Common Mistakes to Avoid
- Entering the purchase price instead of the loan amount. The calculator needs the amount you are borrowing, not the home's total price. Subtract your down payment from the purchase price to get the loan amount.
- Using the wrong interest rate format. Enter the annual rate as a percentage number. For example, 6.5% should be entered as 6.5, not 0.065.
- Ignoring additional costs. The result is not your total monthly housing expense. Always budget for taxes, insurance, and potential PMI.
- Assuming the rate is fixed for the entire term. This calculator assumes a fixed-rate mortgage. Adjustable-rate mortgages (ARMs) have rates that can change after an initial period.
Limitations
This calculator provides estimates only. Actual mortgage payments depend on your specific loan terms, credit profile, lender fees, and local tax rates. The calculation does not account for:
- Variable or adjustable interest rates
- Balloon payments or interest-only periods
- Prepayment penalties
- Closing costs or origination fees
- Escrow account requirements
Always consult with a licensed mortgage professional for personalized loan estimates and pre-approval.
Practical Use Cases
- Budget planning: Determine if a target home price fits within your monthly budget before starting your home search.
- Rate comparison: Compare how different interest rates from multiple lenders affect your monthly payment.
- Term evaluation: Decide between a 15-year and 30-year mortgage by comparing monthly payments and total interest costs.
- Down payment analysis: See how increasing your down payment reduces the loan amount and monthly payment.
Frequently Asked Questions
Does this calculator include taxes and insurance?
No. The result shows only principal and interest. Property taxes, homeowners insurance, and PMI are separate costs that vary by location and loan specifics. Add estimated amounts for these to get a realistic monthly housing cost.
What is a good debt-to-income ratio for a mortgage?
Most lenders prefer a front-end DTI (housing costs only) of 28% or less and a back-end DTI (all monthly debts) of 36% or less. Some loan programs allow higher ratios with compensating factors.
How accurate is this calculator?
It is mathematically accurate for fixed-rate amortization. However, actual loan terms, fees, and rate locks can cause slight differences. Use it as a planning tool, not a final loan quote.
Can I use this for an adjustable-rate mortgage (ARM)?
The calculator assumes a fixed rate for the entire term. For an ARM, the initial payment may be lower, but payments can increase after the fixed period ends. This tool does not model rate adjustments.

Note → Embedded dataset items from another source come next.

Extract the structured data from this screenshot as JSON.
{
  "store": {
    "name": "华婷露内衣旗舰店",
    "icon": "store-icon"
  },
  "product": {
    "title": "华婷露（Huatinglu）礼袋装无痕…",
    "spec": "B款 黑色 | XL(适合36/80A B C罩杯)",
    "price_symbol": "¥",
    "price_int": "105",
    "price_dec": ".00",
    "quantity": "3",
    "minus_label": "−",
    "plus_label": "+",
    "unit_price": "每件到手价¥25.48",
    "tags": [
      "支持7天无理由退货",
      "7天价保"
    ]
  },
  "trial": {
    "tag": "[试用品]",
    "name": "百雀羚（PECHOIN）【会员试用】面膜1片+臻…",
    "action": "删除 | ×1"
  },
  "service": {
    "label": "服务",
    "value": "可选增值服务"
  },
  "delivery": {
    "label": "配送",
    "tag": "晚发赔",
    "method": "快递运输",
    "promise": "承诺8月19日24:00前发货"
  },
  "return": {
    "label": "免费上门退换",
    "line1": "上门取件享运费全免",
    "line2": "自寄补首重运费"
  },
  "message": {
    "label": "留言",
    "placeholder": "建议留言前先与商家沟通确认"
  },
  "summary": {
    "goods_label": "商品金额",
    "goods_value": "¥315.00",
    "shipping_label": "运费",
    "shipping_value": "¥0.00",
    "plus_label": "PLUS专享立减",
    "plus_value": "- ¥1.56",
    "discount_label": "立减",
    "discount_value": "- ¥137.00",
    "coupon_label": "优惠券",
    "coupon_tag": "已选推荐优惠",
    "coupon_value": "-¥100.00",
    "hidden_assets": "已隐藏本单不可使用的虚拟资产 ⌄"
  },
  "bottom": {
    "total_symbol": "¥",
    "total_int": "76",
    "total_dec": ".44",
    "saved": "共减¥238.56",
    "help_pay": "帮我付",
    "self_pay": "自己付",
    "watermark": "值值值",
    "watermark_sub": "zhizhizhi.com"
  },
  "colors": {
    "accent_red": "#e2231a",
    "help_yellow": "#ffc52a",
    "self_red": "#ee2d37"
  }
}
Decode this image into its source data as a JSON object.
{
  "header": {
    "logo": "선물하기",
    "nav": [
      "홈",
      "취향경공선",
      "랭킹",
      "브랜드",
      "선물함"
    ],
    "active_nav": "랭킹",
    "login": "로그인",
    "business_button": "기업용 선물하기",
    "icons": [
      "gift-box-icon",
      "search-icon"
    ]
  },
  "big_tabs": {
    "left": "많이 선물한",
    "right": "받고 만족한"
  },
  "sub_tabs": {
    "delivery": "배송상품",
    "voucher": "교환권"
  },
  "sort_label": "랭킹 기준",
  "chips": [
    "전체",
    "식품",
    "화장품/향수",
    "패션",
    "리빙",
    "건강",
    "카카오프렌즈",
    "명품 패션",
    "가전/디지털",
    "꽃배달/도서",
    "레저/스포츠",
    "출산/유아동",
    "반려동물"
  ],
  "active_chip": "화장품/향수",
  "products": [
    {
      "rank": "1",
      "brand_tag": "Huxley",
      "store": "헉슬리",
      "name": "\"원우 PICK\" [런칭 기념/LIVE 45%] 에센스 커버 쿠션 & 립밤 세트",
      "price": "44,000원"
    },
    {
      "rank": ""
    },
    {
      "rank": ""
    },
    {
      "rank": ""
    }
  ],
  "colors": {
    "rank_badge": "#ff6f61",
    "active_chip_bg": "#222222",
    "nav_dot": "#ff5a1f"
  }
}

What is PMI and when do I need it?
Private mortgage insurance protects the lender if you default. It is typically required when your down payment is less than 20% of the home's purchase price. PMI costs vary but generally range from 0.3% to 1.5% of the loan amount annually.
How does loan term affect my payment?
Shorter terms like 15 years have higher monthly payments but significantly less total interest paid over the life of the loan. Longer terms like 30 years have lower monthly payments but more total interest. Use the calculator to compare both scenarios.